Una sfida in piena regola che ha irritato non solo gli alleati, ma anche il premier Conte. Lui, che su mandato del Colle si è adoperato per la mediazione, ha commentato che «arriva il momento delle decisioni. Gli italiani si aspettano risposte e concretezza, non litigi e rinvii». Anche il Guardasigilli Alfonso Bonafede non ha apprezzato lo strappo di Italia viva: «Non accetto nessun tipo di provocazione: confrontiamoci sui temi, e prendiamo atto che quando ci sono le divergenze e si sta in una maggioranza si cerca anche di venirsi incontro», poi h a aggiunto, «se cominciamo a dire “ma io ho i voti in Parlamento”, anche il 5 Stelle ha i voti in Parlamento, come il Pd e come Leu; non è che ogni volta possiamo far valere un diritto di veto».

Dopo una giornata di fuoco di dichiarazioni e controdichiarazioni, le parti in causa attendono il Consiglio dei ministri di lunedì, durante il quale si dovrebbe formalizzare il tutto, a latere del dibattito sulle misure per accelerare i tempi del processo penale. Sul tavolo, dunque, c’è il lodo Conte bis, che prevede «di sospendere la prescrizione dopo il primo grado di giudizio in caso di condanna. Poi, all’esito del giudizio di appello, in caso di assoluzione, la persona recupera i tempi di prescrizione». Probabilmente lo strumento per modificare la norma Bonafede sarà quello de decreto legge, ma l’incognita torna sempre lì: i voti in aula per approvarlo. «Chi piccona il governo si colloca in una posizione politicamente ambigua che sta diventando politicamente insostenibile», ha messo in chiaro il segretario dem Zingaretti. «Non possiamo - spiega pure una fonte parlamentare dem - accettare la politica delle mani libere.
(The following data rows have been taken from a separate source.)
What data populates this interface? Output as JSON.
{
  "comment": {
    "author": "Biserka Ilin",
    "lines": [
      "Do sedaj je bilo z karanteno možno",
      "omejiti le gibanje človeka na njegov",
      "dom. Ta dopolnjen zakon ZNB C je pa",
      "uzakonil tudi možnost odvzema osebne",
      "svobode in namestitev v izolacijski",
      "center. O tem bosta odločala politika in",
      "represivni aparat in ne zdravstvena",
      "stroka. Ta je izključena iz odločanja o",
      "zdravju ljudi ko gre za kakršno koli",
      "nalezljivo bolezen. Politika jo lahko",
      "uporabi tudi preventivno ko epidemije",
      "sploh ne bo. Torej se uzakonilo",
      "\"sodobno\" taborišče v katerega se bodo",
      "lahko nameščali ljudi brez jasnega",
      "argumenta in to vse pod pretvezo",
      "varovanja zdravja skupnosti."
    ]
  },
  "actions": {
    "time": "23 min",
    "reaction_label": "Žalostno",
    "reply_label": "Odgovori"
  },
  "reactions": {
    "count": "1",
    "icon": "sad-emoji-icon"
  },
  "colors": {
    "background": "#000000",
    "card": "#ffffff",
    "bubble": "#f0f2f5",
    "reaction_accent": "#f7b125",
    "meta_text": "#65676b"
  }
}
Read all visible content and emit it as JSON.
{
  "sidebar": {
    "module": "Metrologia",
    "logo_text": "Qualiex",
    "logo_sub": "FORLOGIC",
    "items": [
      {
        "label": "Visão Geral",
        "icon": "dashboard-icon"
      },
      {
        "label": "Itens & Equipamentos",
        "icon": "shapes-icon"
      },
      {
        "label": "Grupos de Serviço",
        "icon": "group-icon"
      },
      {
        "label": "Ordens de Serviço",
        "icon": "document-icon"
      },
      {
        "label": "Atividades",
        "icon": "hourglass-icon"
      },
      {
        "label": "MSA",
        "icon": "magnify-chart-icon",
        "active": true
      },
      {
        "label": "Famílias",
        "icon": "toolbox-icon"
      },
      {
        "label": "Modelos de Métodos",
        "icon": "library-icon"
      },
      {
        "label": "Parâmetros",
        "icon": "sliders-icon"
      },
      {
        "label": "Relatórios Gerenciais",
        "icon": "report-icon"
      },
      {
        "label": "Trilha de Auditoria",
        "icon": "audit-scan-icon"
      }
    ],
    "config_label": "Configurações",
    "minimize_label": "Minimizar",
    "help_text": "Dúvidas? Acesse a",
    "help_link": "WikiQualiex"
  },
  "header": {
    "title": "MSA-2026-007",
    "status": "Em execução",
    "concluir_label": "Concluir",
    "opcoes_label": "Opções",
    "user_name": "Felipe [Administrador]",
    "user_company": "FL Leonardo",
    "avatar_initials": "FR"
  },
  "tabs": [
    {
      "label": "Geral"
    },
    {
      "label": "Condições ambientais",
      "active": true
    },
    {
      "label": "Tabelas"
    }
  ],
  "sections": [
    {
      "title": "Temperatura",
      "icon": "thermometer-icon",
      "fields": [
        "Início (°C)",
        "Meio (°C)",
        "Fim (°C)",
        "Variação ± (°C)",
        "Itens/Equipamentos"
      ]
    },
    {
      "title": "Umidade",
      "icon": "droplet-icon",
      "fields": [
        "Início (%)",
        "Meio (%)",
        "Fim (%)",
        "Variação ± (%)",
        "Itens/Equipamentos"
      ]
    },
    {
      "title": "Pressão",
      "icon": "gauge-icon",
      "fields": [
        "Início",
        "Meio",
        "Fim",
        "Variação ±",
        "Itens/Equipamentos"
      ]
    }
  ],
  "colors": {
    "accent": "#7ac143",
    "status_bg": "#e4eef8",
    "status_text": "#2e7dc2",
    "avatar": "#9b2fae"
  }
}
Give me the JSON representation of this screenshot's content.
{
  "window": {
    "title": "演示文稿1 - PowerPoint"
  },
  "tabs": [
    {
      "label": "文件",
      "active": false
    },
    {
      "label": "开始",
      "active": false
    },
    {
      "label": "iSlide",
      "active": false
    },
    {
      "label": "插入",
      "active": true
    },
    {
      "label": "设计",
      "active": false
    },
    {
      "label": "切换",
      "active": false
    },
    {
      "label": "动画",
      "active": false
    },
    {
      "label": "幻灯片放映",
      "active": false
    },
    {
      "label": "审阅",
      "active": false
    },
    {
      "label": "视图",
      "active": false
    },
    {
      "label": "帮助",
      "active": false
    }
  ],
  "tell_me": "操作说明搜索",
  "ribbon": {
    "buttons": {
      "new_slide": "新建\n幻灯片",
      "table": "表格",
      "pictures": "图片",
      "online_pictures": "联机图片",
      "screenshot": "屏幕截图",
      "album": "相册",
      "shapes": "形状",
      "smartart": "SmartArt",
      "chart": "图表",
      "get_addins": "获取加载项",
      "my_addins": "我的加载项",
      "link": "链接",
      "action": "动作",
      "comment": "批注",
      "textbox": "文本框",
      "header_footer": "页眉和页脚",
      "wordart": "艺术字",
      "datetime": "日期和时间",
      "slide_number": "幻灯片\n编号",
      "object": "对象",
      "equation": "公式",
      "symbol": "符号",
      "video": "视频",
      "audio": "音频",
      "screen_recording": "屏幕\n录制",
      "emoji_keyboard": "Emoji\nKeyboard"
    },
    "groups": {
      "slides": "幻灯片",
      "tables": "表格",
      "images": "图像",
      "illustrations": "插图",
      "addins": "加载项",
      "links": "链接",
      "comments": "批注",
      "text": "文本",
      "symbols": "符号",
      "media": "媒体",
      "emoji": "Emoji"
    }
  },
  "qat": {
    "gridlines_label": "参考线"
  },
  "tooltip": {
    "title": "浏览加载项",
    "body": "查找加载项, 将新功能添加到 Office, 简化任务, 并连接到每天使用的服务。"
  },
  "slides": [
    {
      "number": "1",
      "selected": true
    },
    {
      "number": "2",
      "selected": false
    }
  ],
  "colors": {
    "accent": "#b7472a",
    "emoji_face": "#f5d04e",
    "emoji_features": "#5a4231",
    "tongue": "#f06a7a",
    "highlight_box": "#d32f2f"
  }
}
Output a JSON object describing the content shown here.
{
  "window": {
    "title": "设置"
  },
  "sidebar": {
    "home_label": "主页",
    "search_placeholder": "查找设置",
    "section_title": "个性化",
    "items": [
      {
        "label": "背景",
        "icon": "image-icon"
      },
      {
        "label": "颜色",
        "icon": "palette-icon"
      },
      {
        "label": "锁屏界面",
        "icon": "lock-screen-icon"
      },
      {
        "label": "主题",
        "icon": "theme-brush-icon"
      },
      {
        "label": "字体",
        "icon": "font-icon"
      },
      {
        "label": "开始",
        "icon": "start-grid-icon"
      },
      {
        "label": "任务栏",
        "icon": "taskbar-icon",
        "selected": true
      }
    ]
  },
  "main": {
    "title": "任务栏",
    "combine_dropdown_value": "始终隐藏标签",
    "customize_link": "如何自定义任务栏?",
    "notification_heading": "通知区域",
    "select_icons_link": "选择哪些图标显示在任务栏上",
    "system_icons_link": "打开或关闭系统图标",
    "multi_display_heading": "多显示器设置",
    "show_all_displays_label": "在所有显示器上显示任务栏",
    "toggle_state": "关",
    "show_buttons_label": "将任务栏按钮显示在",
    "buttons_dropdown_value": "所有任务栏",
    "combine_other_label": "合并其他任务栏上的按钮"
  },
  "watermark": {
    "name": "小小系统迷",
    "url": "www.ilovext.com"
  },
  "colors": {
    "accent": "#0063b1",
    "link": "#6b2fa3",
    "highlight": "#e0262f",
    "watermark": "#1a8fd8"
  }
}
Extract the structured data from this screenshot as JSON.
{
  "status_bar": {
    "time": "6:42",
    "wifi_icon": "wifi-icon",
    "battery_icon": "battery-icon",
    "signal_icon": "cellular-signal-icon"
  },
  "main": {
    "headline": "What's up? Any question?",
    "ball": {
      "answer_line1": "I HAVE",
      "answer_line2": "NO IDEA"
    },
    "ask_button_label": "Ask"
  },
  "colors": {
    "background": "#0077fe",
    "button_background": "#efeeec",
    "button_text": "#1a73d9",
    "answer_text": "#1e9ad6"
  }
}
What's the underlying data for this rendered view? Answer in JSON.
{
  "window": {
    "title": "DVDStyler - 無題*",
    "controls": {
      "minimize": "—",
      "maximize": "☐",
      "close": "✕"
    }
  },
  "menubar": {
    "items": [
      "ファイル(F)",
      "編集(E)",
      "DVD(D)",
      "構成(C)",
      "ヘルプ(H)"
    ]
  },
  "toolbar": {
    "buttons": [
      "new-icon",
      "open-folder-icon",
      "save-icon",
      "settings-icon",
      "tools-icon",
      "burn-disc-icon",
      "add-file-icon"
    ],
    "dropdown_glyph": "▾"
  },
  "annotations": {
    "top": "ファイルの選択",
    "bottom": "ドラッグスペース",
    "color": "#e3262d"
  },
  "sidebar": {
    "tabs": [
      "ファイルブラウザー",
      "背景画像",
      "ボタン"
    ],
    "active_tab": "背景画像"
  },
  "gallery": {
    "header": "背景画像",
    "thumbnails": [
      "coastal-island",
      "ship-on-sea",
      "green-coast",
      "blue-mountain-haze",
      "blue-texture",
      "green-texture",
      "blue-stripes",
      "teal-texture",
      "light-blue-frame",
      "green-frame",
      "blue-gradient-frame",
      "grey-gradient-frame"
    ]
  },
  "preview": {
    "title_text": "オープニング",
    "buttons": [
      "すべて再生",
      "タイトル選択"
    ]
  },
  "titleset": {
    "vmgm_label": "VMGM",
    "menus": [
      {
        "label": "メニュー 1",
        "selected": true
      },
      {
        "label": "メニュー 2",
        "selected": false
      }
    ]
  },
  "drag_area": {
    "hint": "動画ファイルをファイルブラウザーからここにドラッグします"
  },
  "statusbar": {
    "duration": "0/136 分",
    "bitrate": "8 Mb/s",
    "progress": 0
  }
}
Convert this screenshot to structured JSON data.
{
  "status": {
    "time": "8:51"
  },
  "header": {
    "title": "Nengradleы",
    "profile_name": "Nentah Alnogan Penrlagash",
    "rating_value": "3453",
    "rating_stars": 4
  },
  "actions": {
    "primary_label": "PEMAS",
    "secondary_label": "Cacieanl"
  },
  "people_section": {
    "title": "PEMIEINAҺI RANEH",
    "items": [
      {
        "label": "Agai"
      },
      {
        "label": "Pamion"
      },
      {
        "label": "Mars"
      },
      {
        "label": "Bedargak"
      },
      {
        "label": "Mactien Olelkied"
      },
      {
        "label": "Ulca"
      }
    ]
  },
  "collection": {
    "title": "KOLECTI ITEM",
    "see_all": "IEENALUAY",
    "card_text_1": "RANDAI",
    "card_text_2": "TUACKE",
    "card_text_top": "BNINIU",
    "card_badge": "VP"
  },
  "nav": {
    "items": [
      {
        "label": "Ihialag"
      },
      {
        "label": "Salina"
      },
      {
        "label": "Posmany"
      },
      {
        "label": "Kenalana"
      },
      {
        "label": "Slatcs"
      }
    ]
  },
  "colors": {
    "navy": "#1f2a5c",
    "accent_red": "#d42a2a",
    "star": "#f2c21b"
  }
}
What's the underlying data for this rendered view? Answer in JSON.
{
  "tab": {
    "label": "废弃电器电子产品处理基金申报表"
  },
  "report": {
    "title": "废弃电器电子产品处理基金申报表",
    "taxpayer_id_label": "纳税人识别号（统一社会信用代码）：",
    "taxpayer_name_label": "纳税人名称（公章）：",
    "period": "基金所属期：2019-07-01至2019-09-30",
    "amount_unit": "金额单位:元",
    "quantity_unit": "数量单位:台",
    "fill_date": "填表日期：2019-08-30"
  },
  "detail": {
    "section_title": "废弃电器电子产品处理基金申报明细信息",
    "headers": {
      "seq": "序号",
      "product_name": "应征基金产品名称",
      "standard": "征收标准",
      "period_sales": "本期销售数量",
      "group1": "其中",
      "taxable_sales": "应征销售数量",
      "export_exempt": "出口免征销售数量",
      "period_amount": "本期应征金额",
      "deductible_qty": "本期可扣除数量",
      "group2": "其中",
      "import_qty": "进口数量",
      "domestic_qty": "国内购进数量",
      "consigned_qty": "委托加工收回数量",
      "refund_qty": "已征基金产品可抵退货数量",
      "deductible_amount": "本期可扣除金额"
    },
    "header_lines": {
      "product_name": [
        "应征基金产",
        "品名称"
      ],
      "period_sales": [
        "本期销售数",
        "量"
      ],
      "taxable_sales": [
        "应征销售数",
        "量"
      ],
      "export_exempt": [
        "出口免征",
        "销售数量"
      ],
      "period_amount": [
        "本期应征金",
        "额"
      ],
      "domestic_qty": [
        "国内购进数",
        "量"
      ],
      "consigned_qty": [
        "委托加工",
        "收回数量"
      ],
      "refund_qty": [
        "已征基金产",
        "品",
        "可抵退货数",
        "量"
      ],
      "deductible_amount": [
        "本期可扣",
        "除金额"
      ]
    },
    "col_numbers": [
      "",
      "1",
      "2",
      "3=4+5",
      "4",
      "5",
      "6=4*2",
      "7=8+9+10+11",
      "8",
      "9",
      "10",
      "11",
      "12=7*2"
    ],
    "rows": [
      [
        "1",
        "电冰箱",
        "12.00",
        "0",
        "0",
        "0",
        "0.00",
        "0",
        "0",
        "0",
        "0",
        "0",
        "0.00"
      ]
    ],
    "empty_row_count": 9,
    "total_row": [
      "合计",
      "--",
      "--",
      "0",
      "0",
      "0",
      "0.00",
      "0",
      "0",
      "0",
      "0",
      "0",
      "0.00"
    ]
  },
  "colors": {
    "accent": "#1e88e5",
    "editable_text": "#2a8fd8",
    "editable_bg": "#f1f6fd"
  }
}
È chiaro che se arrivasse una spaccatura in Aula ci sarebbero conseguenze per il governo». Se la spaccatura si manifestasse nel voto d’aula in modo palese, a rischiare sarebbe tutto il governo. Sul banco ci sarebbe l’ipotesi di un non voto di Iv, ma a quel punto i renziani presterebbero il fianco alla critica di velleitarismo.

Della serie: lanci il sasso ma poi ritiri la mano, senza portare fino in fondo la posizione. Peccato che il punto finale sarebbe proprio il voto contro la maggioranza. Una breccia che aprirebbe la strada agli attacchi del centrodestra, che già nella prescrizione ha trovato il pertugio in cui incunearsi per disassare il governo. E allora sì, quel «che fai mi cacci» di finiana memoria rispolverato ieri da Renzi potrebbe diventare realtà. Con conseguenze oggi difficilmente immaginabili.